Moreover, there are aspects of those crafts that even today’s most powerful AI systems cannot reproduce. A music generator can write a song and an audio generator can produce it. But for now, at least, an AI cannot perform live or induce a fan’s emotional response to an artist. A Large Language Model can generate a news article from data it is fed, but it can’t yet generate that data itself. It can’t meet a background source in an underground garage at night, or coax a leak out of a reluctant official.

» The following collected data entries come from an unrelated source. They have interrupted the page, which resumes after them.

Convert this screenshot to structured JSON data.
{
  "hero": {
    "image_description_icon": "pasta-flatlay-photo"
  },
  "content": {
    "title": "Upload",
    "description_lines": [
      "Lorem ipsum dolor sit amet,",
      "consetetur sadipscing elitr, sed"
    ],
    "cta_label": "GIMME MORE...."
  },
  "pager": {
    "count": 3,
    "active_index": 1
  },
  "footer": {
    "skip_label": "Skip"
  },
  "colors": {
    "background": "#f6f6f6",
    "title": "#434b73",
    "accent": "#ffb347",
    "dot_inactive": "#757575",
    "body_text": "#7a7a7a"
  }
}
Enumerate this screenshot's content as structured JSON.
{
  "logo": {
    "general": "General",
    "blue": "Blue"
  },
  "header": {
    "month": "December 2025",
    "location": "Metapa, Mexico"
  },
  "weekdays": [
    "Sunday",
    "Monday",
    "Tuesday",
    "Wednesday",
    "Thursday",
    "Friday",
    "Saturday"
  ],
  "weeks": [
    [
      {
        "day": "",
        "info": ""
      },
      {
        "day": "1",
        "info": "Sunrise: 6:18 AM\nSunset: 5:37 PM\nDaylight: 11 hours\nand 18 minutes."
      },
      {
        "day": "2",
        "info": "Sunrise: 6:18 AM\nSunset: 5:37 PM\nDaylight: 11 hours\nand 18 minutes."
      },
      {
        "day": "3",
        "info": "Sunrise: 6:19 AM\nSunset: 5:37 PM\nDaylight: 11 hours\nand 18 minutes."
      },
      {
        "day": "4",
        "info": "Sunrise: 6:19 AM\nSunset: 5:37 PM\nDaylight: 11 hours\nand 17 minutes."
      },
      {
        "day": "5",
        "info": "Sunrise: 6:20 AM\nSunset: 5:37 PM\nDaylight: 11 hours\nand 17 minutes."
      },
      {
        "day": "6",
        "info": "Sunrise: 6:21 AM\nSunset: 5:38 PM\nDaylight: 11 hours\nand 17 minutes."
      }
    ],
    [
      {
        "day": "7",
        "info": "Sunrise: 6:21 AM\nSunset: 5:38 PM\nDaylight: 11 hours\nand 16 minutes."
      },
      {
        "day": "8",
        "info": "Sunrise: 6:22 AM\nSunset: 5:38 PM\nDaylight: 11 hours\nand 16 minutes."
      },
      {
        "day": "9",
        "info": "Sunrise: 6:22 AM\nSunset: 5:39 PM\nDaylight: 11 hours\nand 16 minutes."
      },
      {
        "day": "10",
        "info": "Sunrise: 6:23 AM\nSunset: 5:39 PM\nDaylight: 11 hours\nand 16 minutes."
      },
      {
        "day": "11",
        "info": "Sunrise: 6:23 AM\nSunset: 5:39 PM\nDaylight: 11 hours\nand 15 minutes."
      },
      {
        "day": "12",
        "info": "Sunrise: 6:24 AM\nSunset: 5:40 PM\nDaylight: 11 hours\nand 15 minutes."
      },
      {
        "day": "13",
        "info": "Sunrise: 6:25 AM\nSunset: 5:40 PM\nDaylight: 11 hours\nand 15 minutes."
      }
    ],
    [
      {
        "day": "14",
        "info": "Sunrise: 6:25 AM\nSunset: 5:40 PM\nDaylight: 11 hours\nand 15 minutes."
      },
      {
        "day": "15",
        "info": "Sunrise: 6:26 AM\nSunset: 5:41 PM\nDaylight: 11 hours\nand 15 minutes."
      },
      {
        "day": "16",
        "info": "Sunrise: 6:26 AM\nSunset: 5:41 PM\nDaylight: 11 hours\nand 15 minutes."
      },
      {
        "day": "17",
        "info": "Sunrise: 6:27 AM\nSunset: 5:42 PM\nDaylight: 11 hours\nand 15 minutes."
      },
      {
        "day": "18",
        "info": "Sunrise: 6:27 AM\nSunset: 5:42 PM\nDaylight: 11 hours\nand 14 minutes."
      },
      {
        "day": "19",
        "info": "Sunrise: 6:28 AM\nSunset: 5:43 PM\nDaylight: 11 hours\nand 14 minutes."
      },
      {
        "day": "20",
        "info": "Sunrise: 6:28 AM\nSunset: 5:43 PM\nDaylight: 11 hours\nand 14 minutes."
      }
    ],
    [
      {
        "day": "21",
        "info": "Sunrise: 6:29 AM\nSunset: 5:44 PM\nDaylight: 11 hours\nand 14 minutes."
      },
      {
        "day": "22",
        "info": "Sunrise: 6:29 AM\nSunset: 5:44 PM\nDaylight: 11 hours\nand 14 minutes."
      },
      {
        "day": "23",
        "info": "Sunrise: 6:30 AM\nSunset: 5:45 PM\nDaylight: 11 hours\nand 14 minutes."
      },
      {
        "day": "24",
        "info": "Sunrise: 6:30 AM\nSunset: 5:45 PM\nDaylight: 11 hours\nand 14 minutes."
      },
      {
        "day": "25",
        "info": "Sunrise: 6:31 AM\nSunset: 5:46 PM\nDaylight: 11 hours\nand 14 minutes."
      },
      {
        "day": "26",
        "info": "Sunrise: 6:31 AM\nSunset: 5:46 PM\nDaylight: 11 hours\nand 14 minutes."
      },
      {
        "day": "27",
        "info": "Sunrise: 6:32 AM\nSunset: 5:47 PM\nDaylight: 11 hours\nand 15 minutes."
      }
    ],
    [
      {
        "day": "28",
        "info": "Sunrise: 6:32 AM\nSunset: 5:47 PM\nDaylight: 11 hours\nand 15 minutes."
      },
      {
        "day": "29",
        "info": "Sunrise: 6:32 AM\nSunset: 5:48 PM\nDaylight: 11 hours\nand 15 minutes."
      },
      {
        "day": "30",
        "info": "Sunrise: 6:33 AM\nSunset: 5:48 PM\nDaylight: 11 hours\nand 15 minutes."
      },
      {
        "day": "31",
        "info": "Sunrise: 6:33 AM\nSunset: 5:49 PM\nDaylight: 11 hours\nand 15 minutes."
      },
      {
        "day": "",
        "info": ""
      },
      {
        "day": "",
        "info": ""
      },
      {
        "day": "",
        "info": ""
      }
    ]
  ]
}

In contrast, there are many synthetic elements we accept in movies and TV shows without blinking an eye, from CGI and synthesized sound effects to virtual sets and backgrounds. A willing suspension of disbelief is an essential part of the moviegoing experience, in fact.

That difference also partly explains why the studios have stood apart from their usual allies in other creative sectors on the question of copyrightability of AI-generated content. While the music and publishing industries have been adamant on denying copyright protection to synthetic works, the studios have urged policymakers not to throw out the copyright baby with the AI bathwater.

“MPA is troubled that the Office is moving toward an inflexible rule that will deny registration if human users are not able to predict and control the particular outputs that follow from prompts provided to the AI system, despite extensive human involvement in the creative process,” the Motion Picture Association said in comments submitted to the Copyright Office in its inquiry into copyright and AI. “Even if such an approach is appropriate for some uses of ‘generative AI’ systems like Midjourney, the approach should not apply to MPA’s members’ use of AI as a production and post-production tool.”

Here come the movie bots. Anything an AI can put on screen will be on screen.